YFU Switzerland

YFU Aargau zu Besuch in der der Schoggi-Fabrik

Am Dienstagmorgen um neun Uhr ist die lustige YFU Gruppe, bestehend aus fünf Austauschschülerinnen und acht Volunteers, in Buchs angekommen. Wir meldeten uns am Empfang der Chocolat Frey. Als erstes wurden wir in das Café geführt, wo wir genüsslich Café oder Tee trinken und ein Gipfeli essen konnten.

Almina: Ich glaube wir können einen Film über die Fabrik sehen.

Ranja: Ich denke, wir werden erfahren wie Schokolade entsteht und auch neues entdecken.

Mariana: Mich interessiert auch, wie die Schoggi gemacht wird.

Und alle sind sich einig, dass wir viel Schokolade probieren können.

Zuerst erfahren wir in einer Präsentation über die Chocolat Frey näheres über das Areal und was in Buchs produziert wird. Die Chocolat Frey ist die Grösste Schokoladen Fabrik in der Schweiz und die einzige, welche Kaugummi produziert. Wenn ihr also einen Kaugummi sieht, auf welchem Made in Switzerland steht, dann stammt dieser aus der Chocolat Frey in Buchs 😉

Bevor es auf den Rundgang durch die Fabrik ging, sahen wir noch einen Film, wie einige bereits vermutet haben. Auf simple Weise wurde uns erklärt, wie aus der Kakaobohne Schokolade wird.  Und zwar durch die Geschichte des Mädchens, welche auf Besuch war bei seinem Grossvater, welcher früher Confiseur war.
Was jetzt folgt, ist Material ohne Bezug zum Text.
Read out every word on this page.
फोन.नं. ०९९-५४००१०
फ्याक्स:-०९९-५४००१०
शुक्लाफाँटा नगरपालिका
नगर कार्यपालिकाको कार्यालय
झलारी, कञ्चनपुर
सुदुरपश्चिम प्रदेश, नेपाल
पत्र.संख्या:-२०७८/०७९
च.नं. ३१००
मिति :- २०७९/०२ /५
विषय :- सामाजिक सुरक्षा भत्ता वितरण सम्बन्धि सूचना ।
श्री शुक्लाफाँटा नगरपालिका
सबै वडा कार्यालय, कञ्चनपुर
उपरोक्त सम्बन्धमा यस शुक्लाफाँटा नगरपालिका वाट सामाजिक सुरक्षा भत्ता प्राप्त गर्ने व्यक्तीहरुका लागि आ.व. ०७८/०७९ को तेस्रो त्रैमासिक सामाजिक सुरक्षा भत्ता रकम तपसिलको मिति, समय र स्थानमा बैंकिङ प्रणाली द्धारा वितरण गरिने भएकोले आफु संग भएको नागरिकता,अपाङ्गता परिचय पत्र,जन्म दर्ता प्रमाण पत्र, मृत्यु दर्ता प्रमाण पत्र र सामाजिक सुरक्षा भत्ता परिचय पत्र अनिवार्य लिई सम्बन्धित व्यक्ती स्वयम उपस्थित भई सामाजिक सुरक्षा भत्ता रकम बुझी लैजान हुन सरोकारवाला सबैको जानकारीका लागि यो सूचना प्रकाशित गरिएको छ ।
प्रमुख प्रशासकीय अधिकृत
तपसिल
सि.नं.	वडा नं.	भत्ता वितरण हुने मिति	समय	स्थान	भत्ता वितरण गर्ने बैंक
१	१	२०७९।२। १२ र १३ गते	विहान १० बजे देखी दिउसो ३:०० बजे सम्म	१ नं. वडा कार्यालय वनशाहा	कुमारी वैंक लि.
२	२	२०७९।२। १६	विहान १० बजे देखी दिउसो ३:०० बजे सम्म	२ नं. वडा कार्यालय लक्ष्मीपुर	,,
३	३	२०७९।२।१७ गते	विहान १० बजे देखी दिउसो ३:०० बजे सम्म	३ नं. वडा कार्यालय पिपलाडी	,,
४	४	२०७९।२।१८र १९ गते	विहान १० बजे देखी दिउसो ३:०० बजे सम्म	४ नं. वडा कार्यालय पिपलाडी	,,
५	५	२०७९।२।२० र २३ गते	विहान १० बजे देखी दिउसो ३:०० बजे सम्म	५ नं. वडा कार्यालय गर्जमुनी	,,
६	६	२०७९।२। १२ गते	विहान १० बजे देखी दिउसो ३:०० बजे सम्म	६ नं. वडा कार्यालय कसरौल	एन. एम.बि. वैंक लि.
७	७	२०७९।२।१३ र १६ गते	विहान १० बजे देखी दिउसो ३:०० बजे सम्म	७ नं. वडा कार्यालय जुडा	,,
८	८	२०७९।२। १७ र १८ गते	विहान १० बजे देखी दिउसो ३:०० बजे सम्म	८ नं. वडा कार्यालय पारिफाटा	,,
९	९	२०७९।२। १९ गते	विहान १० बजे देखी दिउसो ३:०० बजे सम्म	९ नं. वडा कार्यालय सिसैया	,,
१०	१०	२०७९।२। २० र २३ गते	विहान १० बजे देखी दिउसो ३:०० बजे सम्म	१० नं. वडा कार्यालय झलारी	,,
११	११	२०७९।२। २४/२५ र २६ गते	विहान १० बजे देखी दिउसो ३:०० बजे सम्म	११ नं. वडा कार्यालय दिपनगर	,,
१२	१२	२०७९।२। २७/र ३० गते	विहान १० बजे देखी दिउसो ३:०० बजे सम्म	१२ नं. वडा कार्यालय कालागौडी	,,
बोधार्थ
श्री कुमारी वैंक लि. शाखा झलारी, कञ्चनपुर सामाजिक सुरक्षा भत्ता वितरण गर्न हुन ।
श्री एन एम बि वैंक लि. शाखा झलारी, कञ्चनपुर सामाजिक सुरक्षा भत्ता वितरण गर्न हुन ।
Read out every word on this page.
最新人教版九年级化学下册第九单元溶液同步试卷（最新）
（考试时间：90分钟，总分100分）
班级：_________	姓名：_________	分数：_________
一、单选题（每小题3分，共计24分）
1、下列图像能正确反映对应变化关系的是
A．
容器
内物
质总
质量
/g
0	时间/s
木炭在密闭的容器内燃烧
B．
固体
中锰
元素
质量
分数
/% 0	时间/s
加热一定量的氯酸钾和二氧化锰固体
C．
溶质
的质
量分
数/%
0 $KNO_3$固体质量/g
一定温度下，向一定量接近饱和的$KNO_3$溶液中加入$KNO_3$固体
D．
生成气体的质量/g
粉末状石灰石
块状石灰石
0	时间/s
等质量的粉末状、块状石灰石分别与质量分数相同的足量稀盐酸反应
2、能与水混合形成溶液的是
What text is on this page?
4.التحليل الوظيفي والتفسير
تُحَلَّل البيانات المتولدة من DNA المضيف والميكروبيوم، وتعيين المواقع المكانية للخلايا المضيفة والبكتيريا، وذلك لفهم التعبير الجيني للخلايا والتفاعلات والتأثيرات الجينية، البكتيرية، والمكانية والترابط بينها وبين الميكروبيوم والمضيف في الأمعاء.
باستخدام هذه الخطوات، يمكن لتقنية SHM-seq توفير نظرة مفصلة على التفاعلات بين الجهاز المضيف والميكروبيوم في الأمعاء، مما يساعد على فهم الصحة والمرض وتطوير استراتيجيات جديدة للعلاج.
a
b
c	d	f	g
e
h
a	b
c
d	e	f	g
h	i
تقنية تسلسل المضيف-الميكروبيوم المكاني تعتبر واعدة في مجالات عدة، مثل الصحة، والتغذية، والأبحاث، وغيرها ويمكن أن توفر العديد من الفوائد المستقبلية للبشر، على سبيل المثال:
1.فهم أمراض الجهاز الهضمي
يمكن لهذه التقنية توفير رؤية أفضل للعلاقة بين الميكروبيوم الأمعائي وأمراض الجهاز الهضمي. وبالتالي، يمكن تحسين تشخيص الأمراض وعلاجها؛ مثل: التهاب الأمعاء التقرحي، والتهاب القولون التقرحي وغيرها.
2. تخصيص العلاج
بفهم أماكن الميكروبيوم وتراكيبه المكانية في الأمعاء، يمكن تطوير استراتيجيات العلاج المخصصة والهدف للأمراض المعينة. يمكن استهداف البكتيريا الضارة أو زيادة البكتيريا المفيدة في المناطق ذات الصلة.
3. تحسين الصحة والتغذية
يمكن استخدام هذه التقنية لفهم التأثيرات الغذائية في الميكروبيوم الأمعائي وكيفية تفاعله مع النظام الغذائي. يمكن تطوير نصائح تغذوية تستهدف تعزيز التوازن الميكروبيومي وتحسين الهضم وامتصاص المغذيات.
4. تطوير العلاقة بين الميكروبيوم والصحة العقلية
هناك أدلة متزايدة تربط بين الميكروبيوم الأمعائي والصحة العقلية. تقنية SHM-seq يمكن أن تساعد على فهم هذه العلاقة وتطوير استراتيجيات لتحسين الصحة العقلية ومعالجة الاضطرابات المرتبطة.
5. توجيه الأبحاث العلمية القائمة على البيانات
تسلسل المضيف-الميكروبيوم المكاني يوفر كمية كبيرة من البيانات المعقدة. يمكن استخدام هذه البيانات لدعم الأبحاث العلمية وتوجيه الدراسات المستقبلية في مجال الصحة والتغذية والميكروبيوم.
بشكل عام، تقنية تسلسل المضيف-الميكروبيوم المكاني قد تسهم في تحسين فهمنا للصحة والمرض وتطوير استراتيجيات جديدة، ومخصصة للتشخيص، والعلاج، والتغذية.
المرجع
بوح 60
Wir lernten auch weshalb Schokolade glücklich macht und was speziell an der Schweizer Schokolade ist. „Die Schokolade ist zu Materie verwandelter Klang“, wie der Grossvater so schön erklärte „und der Klang ist es auch, welcher uns glücklich macht beim Schokolade essen“. Genauer gesagt ist es der Klang (Jing Jang) der Conchiermaschine, welche 1879 von Rudolph Lindt erfunden wurde. Beim Conchieren wird die Schokolade feincremig und zart.

Nach dem lustigen und süssen Film machten wir uns auf den Weg in die Umziehkabine, wo uns Hauben, Mäntel und Schuhüberzüge verpasst wurden. Die Hygiene ist in der Fabrik sehr wichtig, was wir bereits vor dem Besuch erfahren durften. Es wurde kontrolliert, ob jemand lackierte Nägel oder Piercings hatte.

In voller Montur spazierten wir durch die Fabrik, wo uns die Produktion nochmals näher gebracht wurde. Unterwegs kamen wir an ca. acht Degustationstischen vorbei, wo wir Schokolade probierten bis zum geht nicht mehr. Von Schokoladen Tafeln, über Riegel bis zu Pralinen und Mohrenköpfen vertilgten wir innert zwei Stunden Führung. Wir wagten uns auch an neue und eigenartige Schokoladen, wie z.B. die Zitronen-Pfeffer-Schokolade. Nach der Führung erhielten wir ein kleines Schokoladengeschenk und konnten uns noch im Schokoladenladen der Firma mit Frey Schokolade eindecken.

Unsere Erwartungen wurden somit alle erfüllt. Mit vollgeschlagenen Bäuchen und mehr Wissen über die Schokolade und beglückt von der Schoggi machten wir uns auf den Weg nach Hause.